A badge modelled after the handle of a light sabre? Yes Please! This Star Wars themed hardware is the work of hardware designer Thomas Flummer for the 2019 BornHack conference held in Denmark last month. (Check out my roundup of the event if this is the first you’ve heard of it.)
It fits the hand nicely, and with clever side-on placement of the two AA battery holders (a trick we first saw with the 2016 Hackday Superconference badge) it also keeps any protruding solder joints away from clothing. In the centre of the badge is the 240×240 pixel colour display that also hides the Silicon Labs Happy Gecko processor and its surrounding components. Three buttons at the edge of the board to the left of the screen are a nice fit for your thumb when holding it in your left hand — a good choice if you happen to leave your right hand behind on a visit to the Cloud City of Bespin.
Between the battery holders lies a four-way joystick, two buttons, and a 6-pin add-on connector. Above it is a micro SD card socket and a micro USB socket, and above them are an IR emitter and receiver. All of the hardware is on the front of the PCB, with no components on the reverse (other than the solder joints for the batteries). But it is there you will find a set of exposed pads for serial and I2C interfaces.
A Lightweight Toolchain Makes Coding Easy
Inserting a pair of AA cells and pressing the power button brings up a BornHack logo to the screen, and pressing a button reveals a menu. As shipped there is an event schedule, a button test, a bitmap display, and an IR data dump app.

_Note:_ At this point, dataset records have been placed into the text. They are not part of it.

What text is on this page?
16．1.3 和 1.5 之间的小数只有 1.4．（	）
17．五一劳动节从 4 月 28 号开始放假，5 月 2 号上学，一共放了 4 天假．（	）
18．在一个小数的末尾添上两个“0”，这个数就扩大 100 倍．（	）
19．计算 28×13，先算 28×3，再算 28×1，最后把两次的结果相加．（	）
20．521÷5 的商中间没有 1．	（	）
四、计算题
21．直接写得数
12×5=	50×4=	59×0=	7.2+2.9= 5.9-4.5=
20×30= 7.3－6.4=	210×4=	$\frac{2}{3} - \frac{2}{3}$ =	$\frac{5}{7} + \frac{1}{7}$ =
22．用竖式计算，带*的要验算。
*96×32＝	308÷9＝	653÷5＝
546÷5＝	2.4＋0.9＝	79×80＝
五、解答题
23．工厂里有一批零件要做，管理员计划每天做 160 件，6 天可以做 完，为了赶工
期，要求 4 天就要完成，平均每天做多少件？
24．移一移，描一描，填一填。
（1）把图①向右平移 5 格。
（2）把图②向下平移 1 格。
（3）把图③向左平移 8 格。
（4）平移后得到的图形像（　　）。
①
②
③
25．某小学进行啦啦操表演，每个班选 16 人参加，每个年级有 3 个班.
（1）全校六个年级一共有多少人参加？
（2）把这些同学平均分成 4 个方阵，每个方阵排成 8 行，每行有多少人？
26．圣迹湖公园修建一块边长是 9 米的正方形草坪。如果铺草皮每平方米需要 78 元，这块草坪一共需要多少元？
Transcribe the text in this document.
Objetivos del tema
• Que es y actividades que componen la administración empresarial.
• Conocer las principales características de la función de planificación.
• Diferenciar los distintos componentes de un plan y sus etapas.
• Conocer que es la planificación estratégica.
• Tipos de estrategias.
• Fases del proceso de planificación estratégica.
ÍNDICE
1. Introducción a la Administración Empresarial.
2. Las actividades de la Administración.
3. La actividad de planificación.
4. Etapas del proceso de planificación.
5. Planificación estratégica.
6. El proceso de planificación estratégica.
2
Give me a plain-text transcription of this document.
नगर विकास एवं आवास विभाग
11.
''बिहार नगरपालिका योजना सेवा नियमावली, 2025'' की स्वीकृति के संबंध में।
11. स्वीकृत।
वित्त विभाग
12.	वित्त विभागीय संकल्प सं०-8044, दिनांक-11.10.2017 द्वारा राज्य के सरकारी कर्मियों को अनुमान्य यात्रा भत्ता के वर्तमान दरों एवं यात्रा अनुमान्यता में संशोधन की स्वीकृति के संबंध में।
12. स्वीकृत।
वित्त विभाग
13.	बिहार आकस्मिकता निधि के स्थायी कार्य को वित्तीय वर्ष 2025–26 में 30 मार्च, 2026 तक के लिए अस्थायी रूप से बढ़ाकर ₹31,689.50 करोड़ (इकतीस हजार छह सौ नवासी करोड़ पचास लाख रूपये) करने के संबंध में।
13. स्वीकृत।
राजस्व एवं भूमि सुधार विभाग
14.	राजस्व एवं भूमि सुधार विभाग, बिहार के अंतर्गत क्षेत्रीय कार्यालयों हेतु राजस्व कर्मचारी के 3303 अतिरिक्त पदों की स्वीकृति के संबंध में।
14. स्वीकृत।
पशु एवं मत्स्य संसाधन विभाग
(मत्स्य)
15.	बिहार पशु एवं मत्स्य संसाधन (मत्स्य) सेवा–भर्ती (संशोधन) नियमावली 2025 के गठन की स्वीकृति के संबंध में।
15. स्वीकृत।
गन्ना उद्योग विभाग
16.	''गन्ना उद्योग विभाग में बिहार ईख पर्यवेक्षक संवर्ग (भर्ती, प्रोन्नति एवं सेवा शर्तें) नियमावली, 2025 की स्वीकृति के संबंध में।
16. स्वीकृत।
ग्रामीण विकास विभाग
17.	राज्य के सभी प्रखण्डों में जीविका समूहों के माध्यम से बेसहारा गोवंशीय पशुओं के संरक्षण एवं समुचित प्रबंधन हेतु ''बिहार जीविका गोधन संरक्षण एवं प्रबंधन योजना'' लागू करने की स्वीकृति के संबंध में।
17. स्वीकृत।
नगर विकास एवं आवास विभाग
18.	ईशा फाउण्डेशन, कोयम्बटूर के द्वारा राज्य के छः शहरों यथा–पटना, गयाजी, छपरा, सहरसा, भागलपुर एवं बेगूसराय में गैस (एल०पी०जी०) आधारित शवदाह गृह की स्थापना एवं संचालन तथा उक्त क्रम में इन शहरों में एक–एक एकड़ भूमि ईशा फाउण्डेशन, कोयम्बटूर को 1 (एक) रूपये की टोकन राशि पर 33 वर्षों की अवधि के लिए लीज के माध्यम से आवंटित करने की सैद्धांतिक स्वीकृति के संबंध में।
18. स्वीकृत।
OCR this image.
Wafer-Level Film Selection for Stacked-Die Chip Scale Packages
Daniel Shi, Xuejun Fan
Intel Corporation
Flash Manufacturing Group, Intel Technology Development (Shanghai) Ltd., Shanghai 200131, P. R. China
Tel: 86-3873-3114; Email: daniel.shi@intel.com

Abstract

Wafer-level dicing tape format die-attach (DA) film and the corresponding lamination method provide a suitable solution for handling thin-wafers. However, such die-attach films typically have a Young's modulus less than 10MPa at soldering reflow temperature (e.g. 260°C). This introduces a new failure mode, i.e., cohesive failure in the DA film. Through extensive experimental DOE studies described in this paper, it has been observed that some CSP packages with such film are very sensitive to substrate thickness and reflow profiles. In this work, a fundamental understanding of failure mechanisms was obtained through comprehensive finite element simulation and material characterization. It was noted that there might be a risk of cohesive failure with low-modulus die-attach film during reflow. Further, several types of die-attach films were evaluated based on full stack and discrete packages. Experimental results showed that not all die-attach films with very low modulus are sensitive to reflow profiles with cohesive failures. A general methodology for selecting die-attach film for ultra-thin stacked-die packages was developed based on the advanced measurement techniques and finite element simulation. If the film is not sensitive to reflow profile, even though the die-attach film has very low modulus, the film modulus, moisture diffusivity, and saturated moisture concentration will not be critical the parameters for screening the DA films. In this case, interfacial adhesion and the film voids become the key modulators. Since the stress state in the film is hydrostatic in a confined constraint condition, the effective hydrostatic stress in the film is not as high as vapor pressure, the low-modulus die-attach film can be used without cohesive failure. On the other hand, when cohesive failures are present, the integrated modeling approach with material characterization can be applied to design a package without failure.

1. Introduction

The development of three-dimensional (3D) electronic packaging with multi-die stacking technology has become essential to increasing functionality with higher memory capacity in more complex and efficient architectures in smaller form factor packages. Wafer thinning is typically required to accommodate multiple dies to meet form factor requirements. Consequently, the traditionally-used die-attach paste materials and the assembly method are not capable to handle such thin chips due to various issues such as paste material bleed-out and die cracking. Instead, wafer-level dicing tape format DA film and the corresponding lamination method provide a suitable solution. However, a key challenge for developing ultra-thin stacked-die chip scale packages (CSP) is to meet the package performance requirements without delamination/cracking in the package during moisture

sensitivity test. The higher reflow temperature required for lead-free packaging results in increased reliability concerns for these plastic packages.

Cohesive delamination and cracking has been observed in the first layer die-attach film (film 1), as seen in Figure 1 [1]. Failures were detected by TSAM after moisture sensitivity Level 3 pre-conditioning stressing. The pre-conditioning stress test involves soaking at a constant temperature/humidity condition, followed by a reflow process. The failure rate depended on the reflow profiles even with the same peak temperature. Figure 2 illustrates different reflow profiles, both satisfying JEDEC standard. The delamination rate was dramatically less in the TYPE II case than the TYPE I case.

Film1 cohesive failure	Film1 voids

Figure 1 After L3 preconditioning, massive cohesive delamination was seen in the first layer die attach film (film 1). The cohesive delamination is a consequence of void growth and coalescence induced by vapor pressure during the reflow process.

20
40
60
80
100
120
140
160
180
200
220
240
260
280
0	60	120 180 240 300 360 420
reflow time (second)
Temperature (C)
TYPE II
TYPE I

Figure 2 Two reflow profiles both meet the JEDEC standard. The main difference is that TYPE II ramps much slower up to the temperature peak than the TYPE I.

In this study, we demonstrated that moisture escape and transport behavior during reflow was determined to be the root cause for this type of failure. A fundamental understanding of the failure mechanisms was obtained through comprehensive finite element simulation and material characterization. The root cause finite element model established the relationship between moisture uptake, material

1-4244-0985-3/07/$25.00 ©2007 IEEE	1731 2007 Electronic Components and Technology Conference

As you’d expect, this is a hackable badge for which owners can write their own software. It’s a development of previous BornHack badges, and the firmware developer Emil Renner Berthing has managed to pull off the impossible and make it accessible without resorting to an interpreted language such as MicroPython. A single apt-get quickly installs the arm-none-eabi-gcc toolchain, and building your own C apps and adding them to the menu is very straightforward. I did it in my tent at the event using a Chromebook, something that experience has taught me is usually very difficult indeed.
The Usual Teething Troubles
The badge itself then is a simple and well designed one without too much complexity but with simplicity enough for easy development. There’s a further story to its development, which the pair were able to tell me over a drink at the Chaos Communication Camp a few days later in Germany. They are both veterans of badge production, but they still had tales of component supply issues and time constraints. In particular there were some components which could not be sourced in time for PCBA, leading to none of the boards being complete at the start of the camp. It’s not surprising that the community came out to help pull the project toward completion. The badge assembly crew included Danes, a substantial group from the Netherlands village, and I joined in the fun as well. On the first day we soldered a few surface mount parts, the display, battery, and SAO connector on nearly 500 badges, with fewer failures than fingers of one hand.
I asked about the badge hardware, for instance why it has no expansion capability beyond the SAO. The answer was simple enough, the Silicon Labs processor is a capable device but is limited in its number of pins leading to no spares being available. As it was some pins were shared, for example between SD card and infra-red. The IR is a little unusual, instead of using a subcarrier as your TV remote control does it is simply an LED and phototransistor hooked up to GPIOs. This lends it a very short range, but in practice this does not matter as transactions are intended to be made at close proximity.
In conclusion then, the BornHack badge is a simple design that does its job well and is easier to program than you might expect. It benefits from its heritage in previous BornHack events, and makes a handsome aesthetic addition to a badge collection.
That’s some cool pictures, and a digestible write up (:
What’s SAO? It’s not explained in the article.